The woman's fingers froze over the interface. She looked up, her gaze scanning him with a clinical intensity that made him feel like a specimen under a microscope. "Raheja? We weren't expecting a candidate from that lineage today. Did Dr. Khurana authorize your screening?"

​"I'm here on my own authority," Veer replied, stepping closer. "Check the synchronization database.
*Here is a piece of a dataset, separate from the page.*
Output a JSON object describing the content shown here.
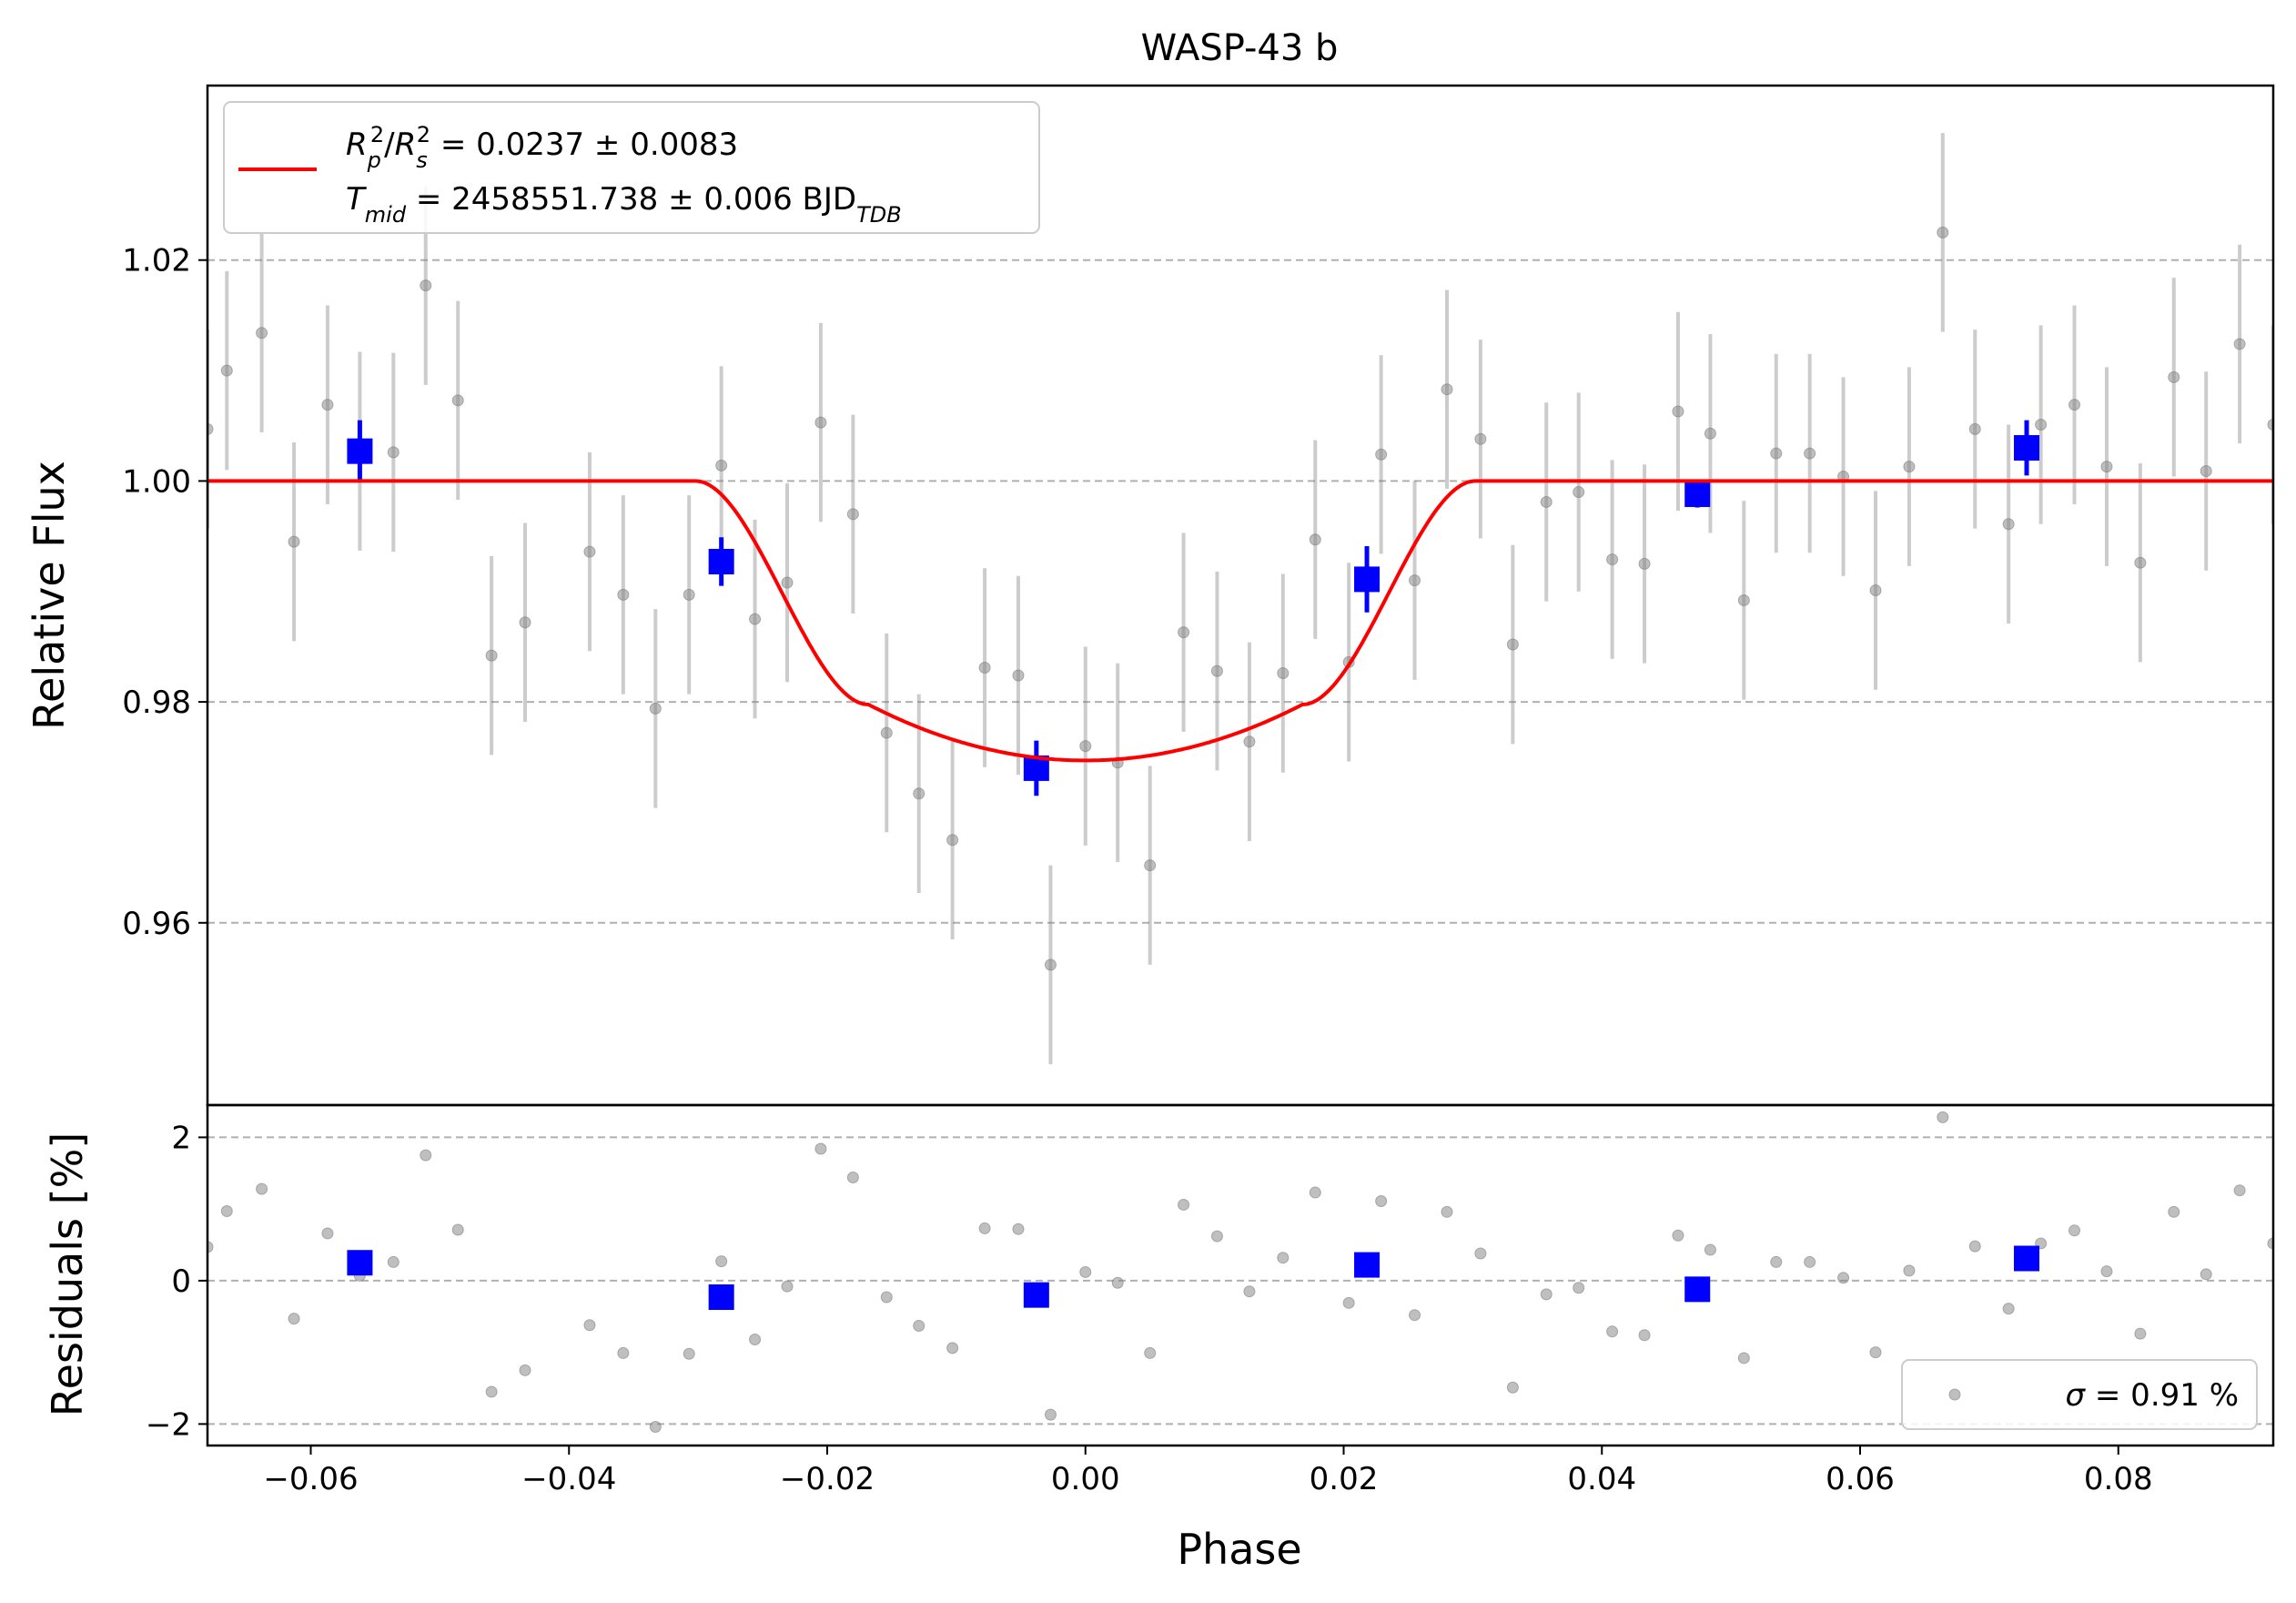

My markers are already on file."

​The woman tapped the screen. A moment of silence stretched between them, filled only by the low hum of the facility's ventilation. Suddenly, a series of red warning icons on her screen turned a brilliant, pulsing gold. The woman's professional mask slipped, just for a second, her eyes widening in genuine shock.

​"Authorization code: Vajra," she whispered, reading the screen. She stood up immediately, her posture shifting from dismissive to alert. "Follow me. Now."

​She led him into a circular chamber where a single, terrifyingly beautiful piece of technology sat on a pedestal. It was the "Black Crystal" injector—a device designed to pump the essence of Titan's energy directly into a human's nervous system.

​"The synchronization test is simple, Mr. Raheja," the woman said, her voice now carrying a strange respect. "If your body accepts the serum, you are a Yoddha. If it rejects it... well, we have a medical team on standby, but the survival rate for rejection is less than five percent. Are you sure you want to proceed without the standard three-month preparation period?"

​Veer looked at the needle, then thought of the black SUV at the end of his street. He thought of his mother, sitting at the kitchen table, counting coins to buy a book that wouldn't save them. He thought of the three-crore debt that was slowly strangling his family to death.

​"I've been preparing for this my whole life," Veer said. "I just didn't know it until today."

​He sat in the chair, the cold leather biting through his shirt. As the mechanical arm of the injector lowered toward his vein, Veer closed his eyes. He didn't think about Math. He didn't think about Priya. He thought about his father, the man who had hidden his greatest discovery inside his son's own blood.

​The needle pierced his skin.

​At first, there was nothing. Then, a wave of liquid ice surged up his arm, followed by a fire so intense it felt like his bones were being forged in a furnace. Veer's vision flared into a kaleidoscope of violet and gold. He felt his heart stop, then kickstart with a force that rattled his entire frame.

​In his mind, a cold, mechanical voice began to speak—not a person, but a system.

​[INITIALIZING NEURAL LINK...]

[BLOODLINE RECOGNIZED: RAHEJA]

[SYNCHRONIZATION RATE: 99.9%]

[RANK ASSIGNMENT: EVALUATING...]

​Veer gasped, his body arching in the chair. He felt the 1,000 rupees in his pocket, but it no longer felt like grocery money. It felt like the price of a life he had just left behind.